From ea5cd69e3b29b85403a247e92bfe017896009871 Mon Sep 17 00:00:00 2001
From: Daniel Povey <dpovey@gmail.com>
Date: Fri, 17 Jun 2022 20:36:36 +0800
Subject: [PATCH] Possibly fix bug RE learning rate

---
 egs/librispeech/ASR/pruned_transducer_stateless7/train.py | 7 +++----
 1 file changed, 3 insertions(+), 4 deletions(-)

diff --git a/egs/librispeech/ASR/pruned_transducer_stateless7/train.py b/egs/librispeech/ASR/pruned_transducer_stateless7/train.py
index 14fb08033..da7cde00c 100755
--- a/egs/librispeech/ASR/pruned_transducer_stateless7/train.py
+++ b/egs/librispeech/ASR/pruned_transducer_stateless7/train.py
@@ -980,6 +980,7 @@ def run(rank, world_size, args):
             optimizer=optimizer,
             sp=sp,
             params=params,
+            warmup=0.0 if params.start_epoch == 1 else 1.0,
         )
 
     scaler = GradScaler(enabled=params.use_fp16)
@@ -1072,6 +1073,7 @@ def scan_pessimistic_batches_for_oom(
     optimizer: torch.optim.Optimizer,
     sp: spm.SentencePieceProcessor,
     params: AttributeDict,
+    warmup: float
 ):
     from lhotse.dataset import find_pessimistic_batches
 
@@ -1082,9 +1084,6 @@ def scan_pessimistic_batches_for_oom(
     for criterion, cuts in batches.items():
         batch = train_dl.dataset[cuts]
         try:
-            # warmup = 0.0 is so that the derivs for the pruned loss stay zero
-            # (i.e. are not remembered by the decaying-average in adam), because
-            # we want to avoid these params being subject to shrinkage in adam.
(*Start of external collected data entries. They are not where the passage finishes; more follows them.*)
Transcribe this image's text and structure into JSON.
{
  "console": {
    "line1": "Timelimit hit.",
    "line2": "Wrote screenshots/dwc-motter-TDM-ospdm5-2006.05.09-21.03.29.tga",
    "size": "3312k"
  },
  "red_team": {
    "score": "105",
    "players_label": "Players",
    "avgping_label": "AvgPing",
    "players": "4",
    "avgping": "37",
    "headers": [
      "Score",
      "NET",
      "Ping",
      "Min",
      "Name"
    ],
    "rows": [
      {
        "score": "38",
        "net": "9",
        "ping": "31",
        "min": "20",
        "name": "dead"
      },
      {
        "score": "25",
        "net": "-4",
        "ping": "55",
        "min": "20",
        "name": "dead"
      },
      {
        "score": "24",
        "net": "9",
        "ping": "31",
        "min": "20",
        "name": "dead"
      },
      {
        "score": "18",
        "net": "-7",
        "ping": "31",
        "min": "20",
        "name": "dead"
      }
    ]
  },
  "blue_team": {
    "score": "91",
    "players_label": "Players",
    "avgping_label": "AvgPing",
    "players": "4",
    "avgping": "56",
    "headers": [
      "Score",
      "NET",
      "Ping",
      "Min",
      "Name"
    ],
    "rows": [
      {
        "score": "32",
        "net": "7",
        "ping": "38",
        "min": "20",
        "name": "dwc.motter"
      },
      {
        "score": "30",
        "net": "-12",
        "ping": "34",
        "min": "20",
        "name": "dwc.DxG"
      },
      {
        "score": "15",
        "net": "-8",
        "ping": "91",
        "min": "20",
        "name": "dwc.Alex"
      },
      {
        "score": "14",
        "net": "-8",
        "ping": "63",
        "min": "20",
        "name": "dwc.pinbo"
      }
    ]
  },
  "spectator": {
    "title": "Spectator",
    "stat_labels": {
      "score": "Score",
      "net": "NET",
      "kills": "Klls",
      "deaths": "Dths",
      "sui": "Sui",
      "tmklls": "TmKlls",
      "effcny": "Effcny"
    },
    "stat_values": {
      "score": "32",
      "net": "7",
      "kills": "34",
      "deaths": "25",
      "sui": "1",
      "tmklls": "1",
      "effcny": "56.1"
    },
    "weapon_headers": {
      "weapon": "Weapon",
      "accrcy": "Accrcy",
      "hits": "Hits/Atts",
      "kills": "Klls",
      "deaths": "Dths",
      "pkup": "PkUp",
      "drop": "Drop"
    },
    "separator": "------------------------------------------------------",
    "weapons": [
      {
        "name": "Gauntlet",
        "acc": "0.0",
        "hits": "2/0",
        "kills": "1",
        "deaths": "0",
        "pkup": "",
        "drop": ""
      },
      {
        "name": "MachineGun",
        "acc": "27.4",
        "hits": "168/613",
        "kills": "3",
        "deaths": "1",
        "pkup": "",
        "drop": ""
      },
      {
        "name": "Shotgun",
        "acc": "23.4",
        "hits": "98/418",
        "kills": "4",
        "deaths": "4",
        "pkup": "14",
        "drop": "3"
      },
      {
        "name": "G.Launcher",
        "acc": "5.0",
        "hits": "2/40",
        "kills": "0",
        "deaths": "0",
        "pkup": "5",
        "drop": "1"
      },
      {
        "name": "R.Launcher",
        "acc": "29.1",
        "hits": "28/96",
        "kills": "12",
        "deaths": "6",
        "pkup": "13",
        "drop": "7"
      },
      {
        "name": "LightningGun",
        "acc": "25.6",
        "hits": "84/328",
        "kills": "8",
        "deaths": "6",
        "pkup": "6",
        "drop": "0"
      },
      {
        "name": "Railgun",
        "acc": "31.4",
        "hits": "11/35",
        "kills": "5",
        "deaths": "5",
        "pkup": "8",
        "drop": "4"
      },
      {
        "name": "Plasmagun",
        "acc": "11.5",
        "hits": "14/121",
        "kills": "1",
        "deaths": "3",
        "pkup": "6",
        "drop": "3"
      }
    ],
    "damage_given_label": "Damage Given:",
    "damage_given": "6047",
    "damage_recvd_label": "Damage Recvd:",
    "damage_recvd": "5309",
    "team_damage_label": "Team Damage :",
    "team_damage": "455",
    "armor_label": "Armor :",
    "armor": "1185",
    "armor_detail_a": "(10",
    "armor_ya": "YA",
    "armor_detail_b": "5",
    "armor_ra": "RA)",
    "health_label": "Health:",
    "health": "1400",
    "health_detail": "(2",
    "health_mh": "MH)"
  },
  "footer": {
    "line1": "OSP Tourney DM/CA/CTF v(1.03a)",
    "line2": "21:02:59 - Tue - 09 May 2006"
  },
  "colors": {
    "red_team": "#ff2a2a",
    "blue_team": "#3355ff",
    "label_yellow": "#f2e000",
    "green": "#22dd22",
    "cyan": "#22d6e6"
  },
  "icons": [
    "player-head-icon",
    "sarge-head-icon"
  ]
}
             with torch.cuda.amp.autocast(enabled=params.use_fp16):
                 loss, _ = compute_loss(
                     params=params,
@@ -1092,7 +1091,7 @@ def scan_pessimistic_batches_for_oom(
                     sp=sp,
                     batch=batch,
                     is_training=True,
-                    warmup=0.0,
+                    warmup=warmup,
                 )
             loss.backward()
             optimizer.step()